I didn’t know how I would get there but I knew that somehow the universe or God or whatever would magically make it happen. I always thought that if you built it, it would come. Or no matter what I set my sights on, I would get it.
There’s a lot of talk about manifesting.
People want what they can control. They don’t want bad experiences. They want good ones. They can only glimmer for a little while until they are on to something different.
They tried to hold onto the dream — to make it work, to make it last. They tried to pick it apart and analyze it until their heads exploded.
Now they sit wondering if this is all there is.
The actors and writers on strike right now are left wondering if their dreams of big-screen success are going to be played out anymore. Maybe it’s their time to think differently and dream different dreams.
The world is changing.
If you can keep up, you are free to let nightmares hang in the background of your fanciful dreams. When the curtain calls there won’t be anyone left standing because the dreams we created weren’t meant to be.
They just lacked something that we needed more of: a healthy dose of reality and grounding.

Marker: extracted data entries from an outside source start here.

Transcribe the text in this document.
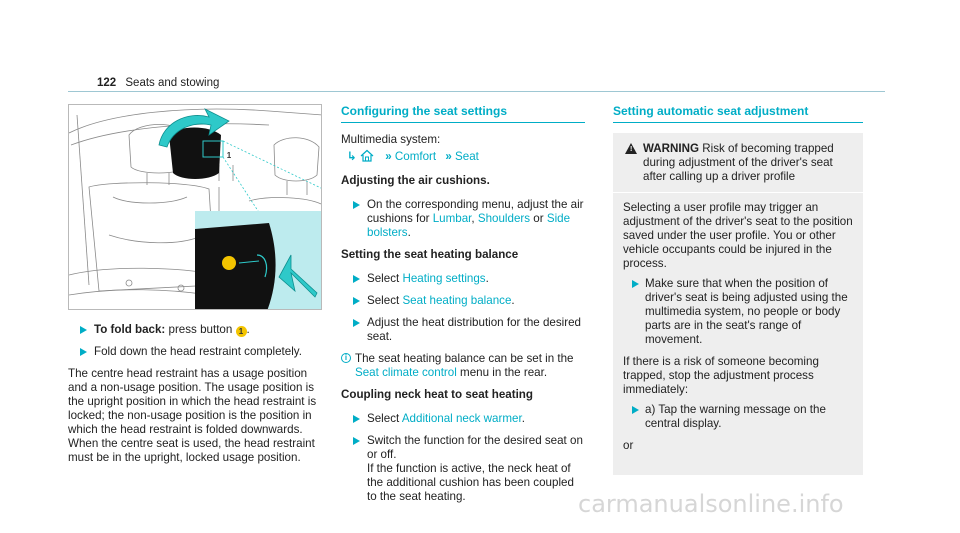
122 Seats and stowing
1
To fold back: press button 1 .
Fold down the head restraint completely.

The centre head restraint has a usage position and a non-usage position. The usage position is the upright position in which the head restraint is locked; the non-usage position is the position in which the head restraint is folded downwards. When the centre seat is used, the head restraint must be in the upright, locked usage position.

Configuring the seat settings

Multimedia system:

↳ » Comfort » Seat
Adjusting the air cushions.
On the corresponding menu, adjust the air cushions for Lumbar, Shoulders or Side bolsters.
Setting the seat heating balance
Select Heating settings.
Select Seat heating balance.
Adjust the heat distribution for the desired seat.
i The seat heating balance can be set in the Seat climate control menu in the rear.
Coupling neck heat to seat heating
Select Additional neck warmer.
Switch the function for the desired seat on or off.
If the function is active, the neck heat of the additional cushion has been coupled to the seat heating.
Setting automatic seat adjustment
! WARNING Risk of becoming trapped during adjustment of the driver's seat after calling up a driver profile

Selecting a user profile may trigger an adjustment of the driver's seat to the position saved under the user profile. You or other vehicle occupants could be injured in the process.

Make sure that when the position of driver's seat is being adjusted using the multimedia system, no people or body parts are in the seat's range of movement.

If there is a risk of someone becoming trapped, stop the adjustment process immediately:

a) Tap the warning message on the central display.

or

carmanualsonline.info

The dreams played us until we couldn’t sleep anymore
There are times when we wake up from terrible nightmares. Other times it’s from dreams that leave us thinking what was that all about?
Why did that happen?
How come it felt that way?
Why couldn’t I do this or that?
Our dreams are a metaphor for life: They come and go and don’t last long.
One day the world will end and you will too. We might get wiped out by a plague or a giant earthquake. Maybe the sun will move further away and cause us to freeze to death. Or maybe the world will break in half.

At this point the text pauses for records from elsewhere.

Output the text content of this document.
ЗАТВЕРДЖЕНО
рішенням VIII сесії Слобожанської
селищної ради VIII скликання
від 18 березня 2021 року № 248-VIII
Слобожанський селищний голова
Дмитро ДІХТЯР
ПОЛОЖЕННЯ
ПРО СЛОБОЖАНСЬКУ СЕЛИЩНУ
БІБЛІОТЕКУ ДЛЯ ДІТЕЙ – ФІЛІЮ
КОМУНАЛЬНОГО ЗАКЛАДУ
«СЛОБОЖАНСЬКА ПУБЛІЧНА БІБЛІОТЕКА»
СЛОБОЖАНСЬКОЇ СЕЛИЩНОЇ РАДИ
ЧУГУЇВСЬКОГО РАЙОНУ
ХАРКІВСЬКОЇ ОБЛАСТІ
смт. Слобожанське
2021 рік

Whatever happens, your dreams will stay the same — they will be fleeting, captivating, and inspiring. They will wake you up and move you. They will make you get up and feel pain. They will move you to new places, and leave you hanging. They will touch you at the deepest parts of yourself and still be a mystery.
The dreams you have will be played until there are none left.
When there is nothing more to dream of we will go back to sleep and leave this world. The movie will be over. We will look back and pick apart what worked or didn’t. We will critique and analyze. We may come back and start a second draft or rehearse that one line again.
We will learn and grow and dream some more.
Some will try and hold on for dear life. While others will let go.
They will face reality and change. Others will get lost in the dream and die.
The dreams of life are meant to be looked at and observed. They are meant to keep us going.
My wife looked at me one last time before I left for work. “Don’t you have any dreams you want to know more about?”
I glanced back at her. “Yeah, but they’re not that interesting anymore.”